2.6 KiB
Development Documentation
initial thoughts
- First there is a web app, where user can login, look at their documents etc
- User can do queries and edit document meta data
- User can manage upload endpoints
Upload endpoints allow to receive "items". There are the following different options:
- Upload a single item by uploading one file.
- Upload a single item by uploading a zip file.
- Upload multiple items by uploading a zip file (one entry = one item)
Files are received and stored in the database, always. Only if a size
constraint is not fulfilled the response is an error. Files are marked
as RECEIVED
. Idea is that most files are valid, so are saved
anyways.
Then a job for a new item is inserted into the processing queue and processing begins eventually.

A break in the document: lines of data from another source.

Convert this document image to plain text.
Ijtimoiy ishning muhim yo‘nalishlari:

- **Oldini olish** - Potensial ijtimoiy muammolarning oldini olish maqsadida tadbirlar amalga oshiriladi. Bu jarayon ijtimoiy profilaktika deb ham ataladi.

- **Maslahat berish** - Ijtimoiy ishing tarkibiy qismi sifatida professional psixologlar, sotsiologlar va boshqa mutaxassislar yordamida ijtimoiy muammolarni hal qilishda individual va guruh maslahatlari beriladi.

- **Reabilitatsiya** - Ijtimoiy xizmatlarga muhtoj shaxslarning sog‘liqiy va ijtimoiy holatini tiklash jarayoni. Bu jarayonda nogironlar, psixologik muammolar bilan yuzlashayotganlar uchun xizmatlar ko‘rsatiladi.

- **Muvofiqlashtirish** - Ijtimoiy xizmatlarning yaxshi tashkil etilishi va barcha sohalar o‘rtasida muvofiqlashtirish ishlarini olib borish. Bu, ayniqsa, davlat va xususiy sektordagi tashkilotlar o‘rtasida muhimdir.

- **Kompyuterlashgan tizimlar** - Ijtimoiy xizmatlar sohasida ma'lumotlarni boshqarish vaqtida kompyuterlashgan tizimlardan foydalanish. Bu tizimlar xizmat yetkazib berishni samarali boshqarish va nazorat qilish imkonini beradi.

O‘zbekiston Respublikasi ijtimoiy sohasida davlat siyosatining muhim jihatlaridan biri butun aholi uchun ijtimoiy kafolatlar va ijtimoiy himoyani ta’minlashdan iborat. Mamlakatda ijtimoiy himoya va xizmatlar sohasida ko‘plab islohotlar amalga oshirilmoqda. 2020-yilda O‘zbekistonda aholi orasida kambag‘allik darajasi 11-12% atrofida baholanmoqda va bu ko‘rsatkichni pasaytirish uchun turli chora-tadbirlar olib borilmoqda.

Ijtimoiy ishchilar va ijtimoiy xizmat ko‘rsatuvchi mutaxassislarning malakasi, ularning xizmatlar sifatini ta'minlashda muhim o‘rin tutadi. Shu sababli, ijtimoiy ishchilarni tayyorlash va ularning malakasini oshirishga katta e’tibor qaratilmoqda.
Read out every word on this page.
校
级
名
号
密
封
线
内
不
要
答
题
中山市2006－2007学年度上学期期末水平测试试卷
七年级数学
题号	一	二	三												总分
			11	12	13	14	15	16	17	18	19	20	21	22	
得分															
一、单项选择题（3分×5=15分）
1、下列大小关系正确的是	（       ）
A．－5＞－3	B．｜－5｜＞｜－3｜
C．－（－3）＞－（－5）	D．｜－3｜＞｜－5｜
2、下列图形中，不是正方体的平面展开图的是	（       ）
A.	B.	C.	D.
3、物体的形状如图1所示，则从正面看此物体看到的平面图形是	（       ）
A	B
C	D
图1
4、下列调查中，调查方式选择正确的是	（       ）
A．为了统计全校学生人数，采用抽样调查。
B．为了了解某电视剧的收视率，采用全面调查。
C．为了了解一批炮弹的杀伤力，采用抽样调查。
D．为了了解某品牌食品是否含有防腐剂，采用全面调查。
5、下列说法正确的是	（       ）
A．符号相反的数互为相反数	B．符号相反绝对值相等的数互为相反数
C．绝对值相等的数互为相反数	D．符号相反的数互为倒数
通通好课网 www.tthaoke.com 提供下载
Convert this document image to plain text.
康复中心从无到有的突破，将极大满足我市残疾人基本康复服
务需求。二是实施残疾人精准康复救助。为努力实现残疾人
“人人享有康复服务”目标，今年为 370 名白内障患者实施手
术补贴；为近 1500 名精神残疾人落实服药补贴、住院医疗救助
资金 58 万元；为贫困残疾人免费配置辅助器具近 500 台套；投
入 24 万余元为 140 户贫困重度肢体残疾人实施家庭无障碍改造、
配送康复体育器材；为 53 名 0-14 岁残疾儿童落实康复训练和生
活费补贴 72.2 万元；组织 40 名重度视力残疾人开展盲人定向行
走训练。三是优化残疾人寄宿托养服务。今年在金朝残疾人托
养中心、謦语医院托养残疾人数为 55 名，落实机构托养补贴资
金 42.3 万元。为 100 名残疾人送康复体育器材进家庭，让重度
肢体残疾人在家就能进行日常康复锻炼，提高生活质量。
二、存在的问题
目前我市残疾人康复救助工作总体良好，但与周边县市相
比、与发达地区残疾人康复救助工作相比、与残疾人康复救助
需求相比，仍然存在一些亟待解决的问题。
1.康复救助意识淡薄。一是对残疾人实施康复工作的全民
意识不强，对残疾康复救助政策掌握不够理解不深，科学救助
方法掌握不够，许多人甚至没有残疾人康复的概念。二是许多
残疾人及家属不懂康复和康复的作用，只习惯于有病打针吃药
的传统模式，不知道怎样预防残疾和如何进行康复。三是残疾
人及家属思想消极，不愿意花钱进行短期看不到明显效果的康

External processes access the queue on the same database and take jobs for processing.
Processing:
- check mimetype and error if not supported
- want to use the servers mimetype instead of advertised one from the client
- extract text and other meta data
- do some analysis
- tag item/set meta data
- encrypt files + text, if configured
If an error occurs, it can be inspected in the "queue screen". The web app shows notifications in this case. User can download the file and remove it. Otherwise, files will be deleted after some period. Errors are also counted per source, so one can decide whether to block a source.
Once processing is done, the item is put in the INBOX.
Modules
processor
backend
store
backend server
webapp
Flow
- webapp: calls rest route
- server:
- convert json -> data
- choose backend operation
- backend: execute logic
- store: load or save from/to db
- server:
- convert data -> json
backend:
- need better name
- contains all logic encoded as operations
- operation: A -> Either[E, B]
- middleware translates userId -> required data
- e.g. userId -> public key
- operations can fail
- common error class is used
- can be converted to json easily
New Items:
- upload endpoint
- server:
- convert json->data
- store: add job to queue
- processor:
- eventually takes the job
- execute job
- notify about result
Processors
- multiple processors possible
- multiple backend servers possible
- separate processes
- register on database
- unique id
- url
- servers and processors
- once a job is added to the queue notify all processors
- take all registered urls from db
- call them, skip failing ones
- processors wake up and take next job based on their config
- first free processor gets a new job
- once done, notify registered backend server